Barang siapa di antara kamu membunuhnya dengan sengaja, maka dendanya ialah
mengganti dengan binatang ternak seimbang dengan buruan yang dibunuhnya,
menurut putusan dua orang yang adil di antara kamu, sebagai had-nya yang di
bawa sampai ke Kakbah, atau (dendanya) membayar kafarat dengan memberi makan
orang-orang miskin, atau berpuasa seimbang dengan makanan yang dikeluarkan itu,
supaya dia merasakan akibat yang buruk dari perbuatannya. Allah telah
memaafkan apa yang telah lalu. Dan barang siapa yang kembali mengerjakannya,
niscaya Allah akan menyiksanya. Allah Maha Kuasa lagi mempunyai (kekuasaan
untuk) menyiksa.(QS. Al Maidah : 95)
4. Bermakan
kondisi masa Jahiliyah ketika mereka melakukan dosa-dosa yang dilarang Allah
SWT..
قُلْ لِلَّذِينَ كَفَرُوا إِنْ
يَنْتَهُوا يُغْفَرْ لَهُمْ مَا قَدْ سَلَفَ وَإِنْ يَعُودُوا فَقَدْ
مَضَتْ سُنَّةُ الأوَّلِينَ
“Katakanlah kepada
orang-orang yang kafir itu: "Jika mereka berhenti (dari kekafirannya),
niscaya Allah akan mengampuni mereka tentang dosa-dosa mereka yang sudah
lalu; dan jika mereka kembali lagi sesungguhnya akan berlaku (kepada
mereka) sunah (Allah terhadap) orang-orang dahulu".(QS. Al Anfal : 38)
5. Bermakan
kondisi dulu ketika di dunia
هُنَالِكَ تَبْلُو كُلُّ نَفْسٍ مَا أَسْلَفَتْ
وَرُدُّوا إِلَى اللَّهِ مَوْلاهُمُ الْحَقِّ وَضَلَّ عَنْهُمْ مَا كَانُوا
يَفْتَرُونَ
“Di tempat itu (padang
Mahsyar), tiap-tiap diri merasakan pembalasan dari apa yang telah
dikerjakannya dahulu dan mereka dikembalikan kepada Allah Pelindung
mereka yang sebenarnya dan lenyaplah dari mereka apa yang mereka ada-adakan.(QS.
Yunus : 30)
كُلُوا وَاشْرَبُوا هَنِيئًا بِمَا
أَسْلَفْتُمْ فِي الأيَّامِ الْخَالِيَةِ
“(kepada mereka dikatakan):
"Makan dan minumlah dengan sedap disebabkan amal yang telah kamu
kerjakan pada hari-hari yang telah lalu".(QS. AL HAAQAH : 24)
6. Bermakan
pelajaran dari orang-orang terdahulu yang banyak menentang allah Yaitu Firaun.
فَجَعَلْنَاهُمْ سَلَفًا
وَمَثَلا لِلآخِرِينَ
“dan Kami jadikan mereka sebagai
pelajaran dan contoh bagi orang-orang yang kemudian.(QS. AZ ZUKHRUF :
56)
Jika kata itu berbentuk Mujarrad yaitu salafa
maka disebutkan sebanyak 6 kali dan yang 5 kali bermakna kondisi Jahiliyah di
mana Allah belum menurunkan syariatnya adapun yang satu kali dalam bentuk
masdar bermakna pelajaran dari orang-orang yang menentang Allah seperti Fir’aun
dan akibat yang diterimanya. Namun
jika kata salaf sudah menjadi mazid ditambah dengan
hamzah Qotho’ menjadi aslafa maka memiliki makna
Sesuatu yang dulu pernah dilakukan di dunia.

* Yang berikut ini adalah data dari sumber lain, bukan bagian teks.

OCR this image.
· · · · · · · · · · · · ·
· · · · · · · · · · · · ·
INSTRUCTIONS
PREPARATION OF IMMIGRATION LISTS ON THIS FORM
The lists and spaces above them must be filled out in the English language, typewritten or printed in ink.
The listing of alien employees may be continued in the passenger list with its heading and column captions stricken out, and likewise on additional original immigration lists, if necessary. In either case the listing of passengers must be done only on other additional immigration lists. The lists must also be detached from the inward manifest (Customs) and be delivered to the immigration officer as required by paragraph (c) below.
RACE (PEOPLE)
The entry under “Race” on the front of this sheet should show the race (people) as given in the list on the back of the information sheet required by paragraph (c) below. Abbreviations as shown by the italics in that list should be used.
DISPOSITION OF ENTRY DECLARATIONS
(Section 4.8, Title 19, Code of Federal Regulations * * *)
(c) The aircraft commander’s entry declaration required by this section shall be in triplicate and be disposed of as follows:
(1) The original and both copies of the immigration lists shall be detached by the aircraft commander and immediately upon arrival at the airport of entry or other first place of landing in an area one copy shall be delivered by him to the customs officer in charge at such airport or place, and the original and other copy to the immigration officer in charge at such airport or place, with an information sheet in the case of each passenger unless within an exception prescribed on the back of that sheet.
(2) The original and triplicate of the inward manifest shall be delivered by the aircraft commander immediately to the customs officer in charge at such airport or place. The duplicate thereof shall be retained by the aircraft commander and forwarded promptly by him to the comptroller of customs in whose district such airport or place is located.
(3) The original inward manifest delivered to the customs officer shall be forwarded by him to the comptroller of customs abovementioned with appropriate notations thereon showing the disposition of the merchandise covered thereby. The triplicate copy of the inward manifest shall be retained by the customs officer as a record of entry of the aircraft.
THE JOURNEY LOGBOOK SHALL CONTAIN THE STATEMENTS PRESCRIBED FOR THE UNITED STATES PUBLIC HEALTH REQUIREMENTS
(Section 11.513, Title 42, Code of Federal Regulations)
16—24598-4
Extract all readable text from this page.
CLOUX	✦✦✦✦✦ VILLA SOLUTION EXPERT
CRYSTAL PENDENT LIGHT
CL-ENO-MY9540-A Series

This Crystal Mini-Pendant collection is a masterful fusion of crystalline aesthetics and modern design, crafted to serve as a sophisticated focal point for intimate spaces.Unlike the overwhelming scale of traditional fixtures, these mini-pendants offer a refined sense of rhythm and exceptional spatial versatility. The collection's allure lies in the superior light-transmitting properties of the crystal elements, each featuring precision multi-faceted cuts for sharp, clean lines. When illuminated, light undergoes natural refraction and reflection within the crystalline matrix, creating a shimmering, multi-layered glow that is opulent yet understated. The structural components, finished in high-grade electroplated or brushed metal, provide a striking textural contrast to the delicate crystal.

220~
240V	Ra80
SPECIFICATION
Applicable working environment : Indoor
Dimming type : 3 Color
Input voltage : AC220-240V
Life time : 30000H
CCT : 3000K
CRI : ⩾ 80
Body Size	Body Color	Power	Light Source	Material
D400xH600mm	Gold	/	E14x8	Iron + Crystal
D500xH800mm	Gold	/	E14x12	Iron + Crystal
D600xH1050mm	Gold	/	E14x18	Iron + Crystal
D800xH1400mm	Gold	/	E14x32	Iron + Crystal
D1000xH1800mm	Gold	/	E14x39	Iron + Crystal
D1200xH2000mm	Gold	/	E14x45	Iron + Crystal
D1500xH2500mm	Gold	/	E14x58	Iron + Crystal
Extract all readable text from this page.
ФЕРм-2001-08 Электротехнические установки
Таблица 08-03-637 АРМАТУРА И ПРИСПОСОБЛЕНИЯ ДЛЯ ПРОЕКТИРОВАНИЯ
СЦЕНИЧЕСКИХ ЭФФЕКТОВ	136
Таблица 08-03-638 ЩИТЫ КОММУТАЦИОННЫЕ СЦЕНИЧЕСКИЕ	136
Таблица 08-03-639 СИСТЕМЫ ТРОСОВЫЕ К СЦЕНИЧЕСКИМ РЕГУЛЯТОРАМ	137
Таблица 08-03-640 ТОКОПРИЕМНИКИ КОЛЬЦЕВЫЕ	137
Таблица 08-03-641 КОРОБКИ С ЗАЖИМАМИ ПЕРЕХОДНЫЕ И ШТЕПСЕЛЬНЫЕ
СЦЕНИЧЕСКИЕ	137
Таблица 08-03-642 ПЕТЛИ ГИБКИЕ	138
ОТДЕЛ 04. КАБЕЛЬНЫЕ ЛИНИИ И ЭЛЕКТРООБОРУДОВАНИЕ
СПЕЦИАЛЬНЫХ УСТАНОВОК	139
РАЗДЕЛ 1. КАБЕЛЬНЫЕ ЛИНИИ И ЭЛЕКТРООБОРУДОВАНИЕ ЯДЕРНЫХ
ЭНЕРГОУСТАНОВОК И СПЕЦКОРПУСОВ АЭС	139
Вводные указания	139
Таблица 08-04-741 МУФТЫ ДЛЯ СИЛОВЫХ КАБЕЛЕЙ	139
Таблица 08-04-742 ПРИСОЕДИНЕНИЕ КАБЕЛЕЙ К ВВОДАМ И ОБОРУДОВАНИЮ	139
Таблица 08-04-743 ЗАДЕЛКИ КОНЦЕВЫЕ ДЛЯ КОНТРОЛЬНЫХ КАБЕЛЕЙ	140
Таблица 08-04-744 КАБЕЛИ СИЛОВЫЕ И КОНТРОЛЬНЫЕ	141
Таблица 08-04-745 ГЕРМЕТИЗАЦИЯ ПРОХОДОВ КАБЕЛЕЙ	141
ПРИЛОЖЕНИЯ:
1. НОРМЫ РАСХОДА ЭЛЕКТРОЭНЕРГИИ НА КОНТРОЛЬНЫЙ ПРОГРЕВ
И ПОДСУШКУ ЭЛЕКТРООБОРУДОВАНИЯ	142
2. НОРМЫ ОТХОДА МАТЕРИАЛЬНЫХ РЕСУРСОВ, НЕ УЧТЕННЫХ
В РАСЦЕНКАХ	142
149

Dengan tanpa mengkaji lebih dalam Tafsir Al Qur’an terlebih dahulu
kitapun akan dengan mudah memahami pengertian kata Salaf itu di dalam Al
Qur’an. Kalau yang dimaksud dengan makna salaf di dalam al Qur’an adalah
masa-masa Jahiliyah maka ketika kita menggunakan sesuai pengertian Al Qur’an
maka jargon “Berada di atas Manhaj Salaf” maka yang dimaksud adalah “ berada di
atas Manhaj Jahiliyah” atau “ Ikutilah Orang-orang Salaf” maka Arti yang
dimaksud menjadi “Ikutilah orang-orang Jahiliyah” atau “Jadilah kamu seorang
Salafi” maka pengertiannya menjadi “ Jadilah kamu seorang Jahiliyah”. Hal itu
tentu akan sangat bertolak belakang dengan pemahaman yang selama ini dikenal.
Jika tidak dilarang berpendapat, Kalau menurut saya menggunakan
istilah yang istilah itu dijadikan Motto
dakwah mestinya tidak hanya diambil dari hadis saja apalagi jika istilah itu
masih menjadi perdebatan, akan tetapi juga mempertimbangan bagaimana Al Qur’an berbicara.Wallohu A’lam.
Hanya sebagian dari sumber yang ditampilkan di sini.